Query Optimization / Identify and Resolve Slow Queries
In this video, we're going to identify and analyze slow queries using the MongoDB shell. This is a great option if you're on a workstation with restricted network access or you're running an on prem MongoDB cluster.
You'll learn how to use the MongoDB database profiler, logs, and the explain command in the MongoDB shell to identify and analyze slow queries. Let's get started. The database profiler is a built in tool in MongoDB that allows us to collect and analyze data about the performance of operations executed against your database.
It records information about query execution times, the number of documents that were examined during the query, whether or not indexes were used, and other metrics that are crucial for performance tuning and optimization.
We can configure the profiler to collect data at different levels of detail, depending on the data that you want to gather.
The default setting is level zero, which does not profile any operations.
The most commonly used level is level one, which collects data for operations that take longer than a specified threshold.
The default threshold is one hundred milliseconds.
And finally, there's level two, which collects data for all operations regardless of execution time. This level provides the most detail but can impact performance due to the overhead of logging every operation.
Let's look at an example of it in action now. In this case, we're only looking for slow queries, so we'll set the profiler to level one and execute this command in MongoSH.
This command sets the profiling level to capture all queries that take longer than fifty milliseconds to execute rather than the default of one hundred. We define this threshold using the slow ms parameter.
Once the profiler is enabled, data can be collected immediately.
The profiler writes all data it collects to a system dot profile collection, a capped collection in each database that stores profiling data on database operations.
Now that our workload has been running for a while, we execute this command to retrieve profiler data from the system dot profile collection and check which queries have the longest execution time. The command retrieves five queries with the longest execution time and sorts them in descending order. Here are a few key fields we should focus on. The first is NS, short for namespace.
This indicates the database and collection where the query is performed.
The next is OP or operation type, which is an operation type such as query, insert, update, or delete.
Then we have command, which represents the query structure itself.
Millies gives us the execution time of the query. And finally, plan summary shows a brief description of the query execution plan.
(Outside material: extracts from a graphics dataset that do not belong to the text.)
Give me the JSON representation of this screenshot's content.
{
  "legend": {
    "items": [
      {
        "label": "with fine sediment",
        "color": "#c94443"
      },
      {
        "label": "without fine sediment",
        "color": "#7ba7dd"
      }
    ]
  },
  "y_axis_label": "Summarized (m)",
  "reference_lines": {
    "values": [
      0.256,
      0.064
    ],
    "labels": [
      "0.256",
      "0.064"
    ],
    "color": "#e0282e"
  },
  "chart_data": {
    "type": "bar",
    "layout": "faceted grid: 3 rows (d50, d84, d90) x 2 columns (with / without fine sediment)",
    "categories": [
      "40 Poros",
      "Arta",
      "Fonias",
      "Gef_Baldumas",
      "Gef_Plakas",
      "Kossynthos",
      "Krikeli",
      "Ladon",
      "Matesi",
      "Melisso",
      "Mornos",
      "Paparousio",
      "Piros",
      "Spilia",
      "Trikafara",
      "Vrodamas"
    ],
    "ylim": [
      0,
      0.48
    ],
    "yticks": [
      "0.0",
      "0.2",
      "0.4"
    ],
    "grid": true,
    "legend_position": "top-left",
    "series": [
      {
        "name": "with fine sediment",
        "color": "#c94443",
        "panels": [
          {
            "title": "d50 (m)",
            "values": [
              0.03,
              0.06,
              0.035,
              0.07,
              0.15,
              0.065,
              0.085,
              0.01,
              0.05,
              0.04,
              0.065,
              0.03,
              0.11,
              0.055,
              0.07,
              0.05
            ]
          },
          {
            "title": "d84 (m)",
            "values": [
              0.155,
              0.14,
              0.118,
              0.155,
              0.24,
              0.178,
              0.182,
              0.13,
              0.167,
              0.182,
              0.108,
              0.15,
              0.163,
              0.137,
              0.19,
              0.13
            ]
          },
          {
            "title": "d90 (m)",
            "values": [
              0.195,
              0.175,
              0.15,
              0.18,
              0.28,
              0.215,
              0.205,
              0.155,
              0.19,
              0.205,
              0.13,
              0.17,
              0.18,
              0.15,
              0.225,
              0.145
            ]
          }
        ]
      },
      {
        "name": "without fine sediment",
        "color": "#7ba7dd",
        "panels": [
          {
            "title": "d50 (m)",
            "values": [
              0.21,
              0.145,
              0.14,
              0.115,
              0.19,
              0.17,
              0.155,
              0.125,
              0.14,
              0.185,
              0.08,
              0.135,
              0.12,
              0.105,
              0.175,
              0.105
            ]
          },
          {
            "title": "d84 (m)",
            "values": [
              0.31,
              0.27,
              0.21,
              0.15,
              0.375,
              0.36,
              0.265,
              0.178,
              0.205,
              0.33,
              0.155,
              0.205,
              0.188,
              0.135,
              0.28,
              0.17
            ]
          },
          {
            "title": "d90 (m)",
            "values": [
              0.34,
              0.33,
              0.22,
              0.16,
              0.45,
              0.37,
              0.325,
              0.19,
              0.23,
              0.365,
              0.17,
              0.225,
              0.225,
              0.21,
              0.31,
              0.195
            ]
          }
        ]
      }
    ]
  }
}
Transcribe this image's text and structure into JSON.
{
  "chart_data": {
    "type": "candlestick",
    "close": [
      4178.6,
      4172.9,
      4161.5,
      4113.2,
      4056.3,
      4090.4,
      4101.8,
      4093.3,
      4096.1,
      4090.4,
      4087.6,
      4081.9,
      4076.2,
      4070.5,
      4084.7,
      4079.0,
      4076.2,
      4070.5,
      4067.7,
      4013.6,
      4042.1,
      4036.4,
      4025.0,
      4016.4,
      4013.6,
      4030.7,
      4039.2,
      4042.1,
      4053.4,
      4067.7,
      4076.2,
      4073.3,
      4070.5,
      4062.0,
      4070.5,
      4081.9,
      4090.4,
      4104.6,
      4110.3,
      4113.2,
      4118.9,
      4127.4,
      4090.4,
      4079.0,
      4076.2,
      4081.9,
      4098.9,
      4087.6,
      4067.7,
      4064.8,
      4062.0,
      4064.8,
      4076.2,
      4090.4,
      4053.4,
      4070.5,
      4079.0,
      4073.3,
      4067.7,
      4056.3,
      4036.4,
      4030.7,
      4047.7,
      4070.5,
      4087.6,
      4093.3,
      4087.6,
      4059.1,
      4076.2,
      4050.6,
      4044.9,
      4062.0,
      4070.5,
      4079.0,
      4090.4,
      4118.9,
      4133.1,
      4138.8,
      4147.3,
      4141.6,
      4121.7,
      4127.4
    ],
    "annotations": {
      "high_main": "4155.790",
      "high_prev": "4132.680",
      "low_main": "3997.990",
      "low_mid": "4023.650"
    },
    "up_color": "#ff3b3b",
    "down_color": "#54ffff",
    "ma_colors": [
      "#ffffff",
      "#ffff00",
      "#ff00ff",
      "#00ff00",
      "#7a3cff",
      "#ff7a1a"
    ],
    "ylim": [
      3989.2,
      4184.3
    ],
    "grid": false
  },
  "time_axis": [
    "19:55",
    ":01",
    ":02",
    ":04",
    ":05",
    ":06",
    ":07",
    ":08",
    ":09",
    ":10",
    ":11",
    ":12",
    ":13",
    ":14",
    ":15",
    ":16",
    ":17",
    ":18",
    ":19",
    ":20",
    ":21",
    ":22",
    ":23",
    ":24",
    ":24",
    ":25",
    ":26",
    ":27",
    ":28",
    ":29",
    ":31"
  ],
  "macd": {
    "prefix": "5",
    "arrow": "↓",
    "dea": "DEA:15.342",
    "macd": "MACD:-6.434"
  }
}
Let's see what each of these look like in our data. Here are the values for those fields from our top result.
We can see that the operation type was a query on sample underscore Airbnb dot listings and reviews underscore big underscore collection, and it took over three and a half seconds because a collection scan was used. Let's dig deeper into this slow query by running the explain method. The explain method gives us a lot more detail with execution stats about a query. The execution stats help us see that there were no rejected plans during the collection scan. This means the query planner was unable to compute alternative plans using different indexes or no other suitable indexes were available.
Now we know our first step to optimize the query will be to add an index to the collection. We can iterate on this process for any other underperforming queries that we want to analyze.
Once we're done, we'll disable the profiler to prevent it from affecting future performance.
We can do that by setting the profiling level to zero.
Now let's shift our attention to logs, which we can also use to identify slow queries in MongoSH.
By default, MongoDB logs any queries with execution times longer than one hundred milliseconds. To find slow queries using log files, we search for the term slow query in the logs themselves.
From the shell interface, we use the grep command to search for slow queries in the logs. We look for patterns in the log files to help isolate the queries that we want to focus on. These patterns include queries that appear frequently in the logs, queries with high execution times, and queries that scan a large number of documents. For example, we can identify the same slow query as we did previously by looking in the log files and searching for these patterns. But how can we identify them? An easy way to identify a repeated query when looking at a log file like this one is to look for a repeated query hash as seen here or a repeated filter in the log entry like this one. Queries that are executed often can consume significant resources, which leads to increased load and slower response time for other operations.
Next, to identify queries with high execution times, we can look at the working millis and duration millis values.
If we were investigating multiple query shapes, it would make sense to prioritize the queries that took the longest, as these would have the greatest impact on overall performance.
And finally, to find queries that scan a large number of documents, we can look at the docs examined value.
A high level of documents scanned often indicates that the query is not using indexes effectively. This leads to full collection scans, resulting in excessive CPU and IO load. Okay. So you've learned how to examine slow queries with the database profiler and logs in the MongoDB shell. We can also use the execution stats from the explain method to get detailed information about the slow query and how it was executed. Let's execute the last query we looked at with the explain method to analyze it in more detail.
Analyzing the execution stats, we can see a collection scan was run, and then a projection was used. The execution time was well over a second, and there were no rejected plans. This information indicates that this query would also benefit from an index. And since it uses a projection, we may be able to optimize the index, which we'll do later. Nice work. In this video, we explored how to identify and analyze slow queries using the MongoDB database profiler, log files, and by checking the execution stats from the explain command.
By leveraging these tools, we can pinpoint which queries need to be optimized and and how to go about improving them.